Of course, improving patient recall takes more than just having an efficient system that allows for improved scheduling, it requires staff to work at pre-appointing a patient’s next hygiene appointment. Practice Analytics tracks patients who fall out of their regular hygiene schedule for each hygienist. Tying patients to providers helps create a sense of ownership and patient accountability for the hygienist.
Patient Messaging and Recall Systems Improve Retention
An active pre-appointing system offers increased production and creates a better recall system that will help improve the efficiency of any dental practice. Practices that make a commitment to correctly pre-appointing patients and actively tracking those patients see benefits in production and chair utilization.
Practice data shows a 10 to 15 percent increase in patient retention tied directly to improvements in a practice’s recall program. By ensuring that 25 to 30 more patients per month stay on their appointment schedules, a practice could enjoy a $4,000 to $5,000 improvement in incremental production (based on average hygiene productivity of $175 per patient).
Retaining an additional 25 to 30 patients a month in the hygiene recall program also has a direct impact on a practice’s restorative production. Practice benchmarks suggest that 20 percent of exams result in the need for restorative treatment averaging $500 per patient. Restorative production from improved recall would then potentially create an incremental increase of $2,000 to $3,000 in production per month.

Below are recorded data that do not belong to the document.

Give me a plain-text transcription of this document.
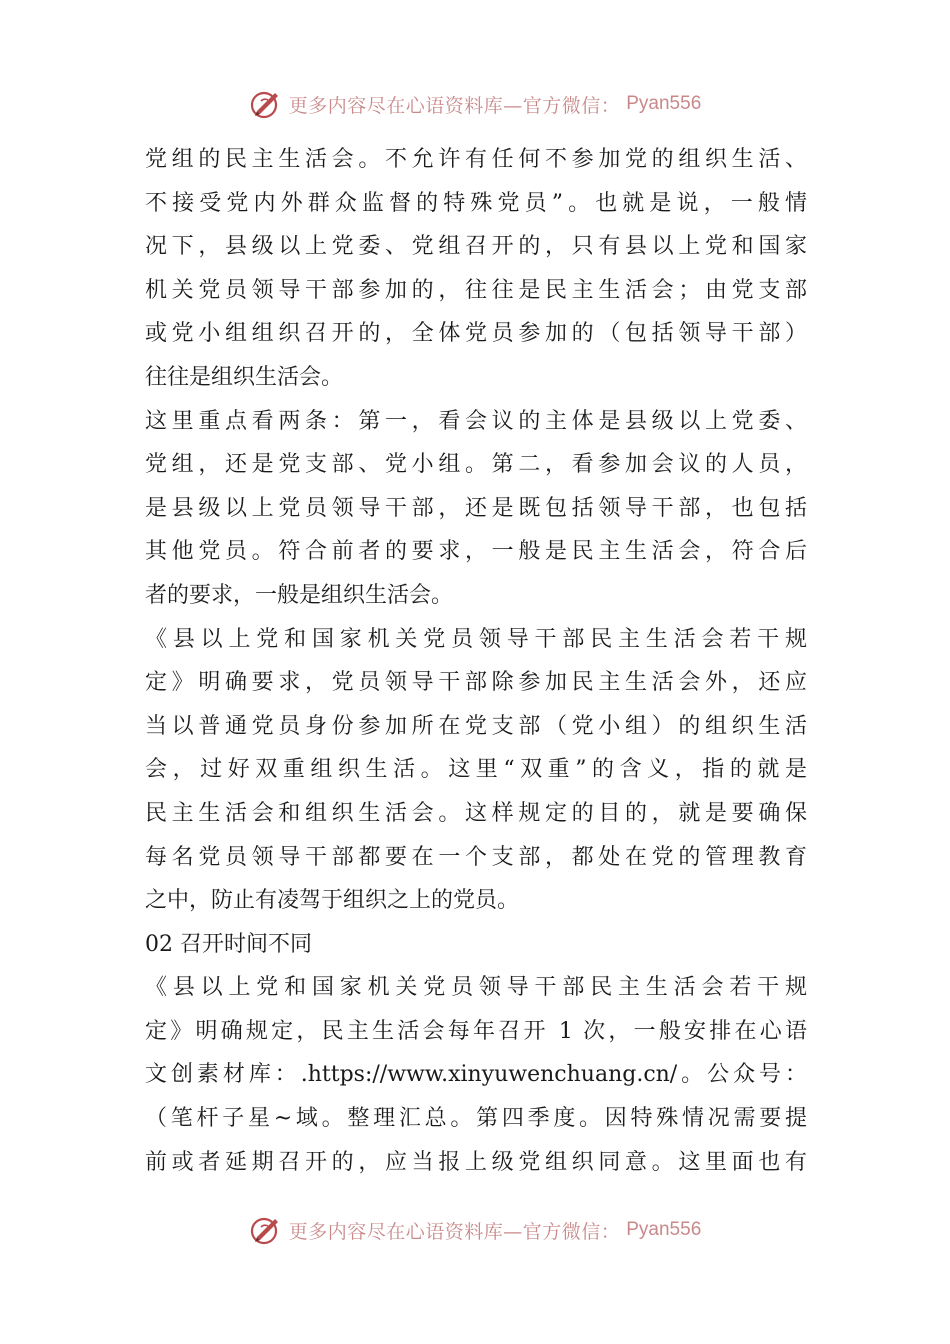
更多内容尽在心语资料库—官方微信： Pyan556
党组的民主生活会。不允许有任何不参加党的组织生活、
不接受党内外群众监督的特殊党员”。也就是说，一般情
况下，县级以上党委、党组召开的，只有县以上党和国家
机关党员领导干部参加的，往往是民主生活会；由党支部
或党小组组织召开的，全体党员参加的（包括领导干部）
往往是组织生活会。
这里重点看两条：第一，看会议的主体是县级以上党委、
党组，还是党支部、党小组。第二，看参加会议的人员，
是县级以上党员领导干部，还是既包括领导干部，也包括
其他党员。符合前者的要求，一般是民主生活会，符合后
者的要求，一般是组织生活会。
《县以上党和国家机关党员领导干部民主生活会若干规
定》明确要求，党员领导干部除参加民主生活会外，还应
当以普通党员身份参加所在党支部（党小组）的组织生活
会，过好双重组织生活。这里“双重”的含义，指的就是
民主生活会和组织生活会。这样规定的目的，就是要确保
每名党员领导干部都要在一个支部，都处在党的管理教育
之中，防止有凌驾于组织之上的党员。
02 召开时间不同
《县以上党和国家机关党员领导干部民主生活会若干规
定》明确规定，民主生活会每年召开 1 次，一般安排在心语
文创素材库：.https://www.xinyuwenchuang.cn/。公众号：
（笔杆子星~域。整理汇总。第四季度。因特殊情况需要提
前或者延期召开的，应当报上级党组织同意。这里面也有
更多内容尽在心语资料库—官方微信： Pyan556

When Pre-Appointment Fails
When pre-appointment fails to schedule a patient’s next appointment, a series of inefficient and time-wasting events are set into motion in an attempt to recapture the missed recall opportunity.
After six months, a staff member gets the daunting task of running down these missing patients in order to schedule their next appointment. While necessary, most office managers have little love for this task, as it offers little reward for a lot of effort. Before a patient call can even be made, research must be completed to determine if an existing balance is due, what type of appointment the patient’s insurance allows, does the patient needs x-rays, when was the last hygiene appointment and how long should this next appointment last? Then the staff members need to call all phone numbers listed on file and leave a message at each one.

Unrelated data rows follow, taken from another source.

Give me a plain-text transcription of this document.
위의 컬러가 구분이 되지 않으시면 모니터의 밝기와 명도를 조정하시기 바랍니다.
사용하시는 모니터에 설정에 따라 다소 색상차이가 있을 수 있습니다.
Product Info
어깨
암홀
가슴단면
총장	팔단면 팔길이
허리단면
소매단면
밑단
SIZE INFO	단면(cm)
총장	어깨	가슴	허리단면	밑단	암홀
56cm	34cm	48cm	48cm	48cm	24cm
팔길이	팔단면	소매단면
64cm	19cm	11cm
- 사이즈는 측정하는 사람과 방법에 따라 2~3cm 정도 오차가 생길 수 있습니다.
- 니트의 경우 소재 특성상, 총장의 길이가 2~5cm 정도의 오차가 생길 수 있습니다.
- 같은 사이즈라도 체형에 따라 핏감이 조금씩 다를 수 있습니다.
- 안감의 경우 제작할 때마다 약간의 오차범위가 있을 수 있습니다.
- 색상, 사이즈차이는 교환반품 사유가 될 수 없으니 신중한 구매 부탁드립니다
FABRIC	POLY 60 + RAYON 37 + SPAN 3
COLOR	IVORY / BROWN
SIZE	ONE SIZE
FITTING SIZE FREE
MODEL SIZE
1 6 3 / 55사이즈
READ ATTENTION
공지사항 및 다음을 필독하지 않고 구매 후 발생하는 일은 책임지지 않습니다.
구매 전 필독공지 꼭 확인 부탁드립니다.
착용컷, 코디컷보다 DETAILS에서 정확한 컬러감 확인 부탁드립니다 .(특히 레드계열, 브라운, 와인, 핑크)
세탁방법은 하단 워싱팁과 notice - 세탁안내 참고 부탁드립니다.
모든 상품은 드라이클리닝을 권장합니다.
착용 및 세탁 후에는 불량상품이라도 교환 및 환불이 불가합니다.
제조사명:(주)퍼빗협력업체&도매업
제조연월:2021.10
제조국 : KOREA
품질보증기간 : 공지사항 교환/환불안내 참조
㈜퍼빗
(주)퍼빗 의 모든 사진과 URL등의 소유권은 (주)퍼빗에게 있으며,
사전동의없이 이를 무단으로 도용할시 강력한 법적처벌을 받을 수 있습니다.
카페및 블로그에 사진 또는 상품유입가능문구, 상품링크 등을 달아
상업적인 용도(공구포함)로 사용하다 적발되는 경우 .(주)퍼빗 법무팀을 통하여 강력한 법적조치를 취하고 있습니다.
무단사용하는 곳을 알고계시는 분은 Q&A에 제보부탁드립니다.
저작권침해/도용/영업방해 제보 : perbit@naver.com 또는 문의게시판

In most cases, only one in 20 calls actually connect with the patient and result in a scheduled appointment. An effective recall system requires staff to actually get into touch with patients, not simply hope that a message is eventually returned. Unfortunately, statistics show that the best times for actually reaching a patient on the phone are between the hours of 5 p.m. to 8 p.m., well after the close of business for most practices. This just highlights how much more efficient pre-appointments are to the recall process and the value of using reappointment software when scheduling patients.
Recall and patient retention rates rank as some of the most vital systems a practice can integrate into its operation. The key to running a successful recall program is to make the running of the program a routine task. It’s incredibly easy for patients to fall through scheduling cracks and for the resulting revenue of those patient visits to be lost. While most patients don’t bother to keep up with when to schedule their next continuing care appointment, almost all treatment results from recall appointments. This is why it’s crucial to ensure a solid recall system is in place.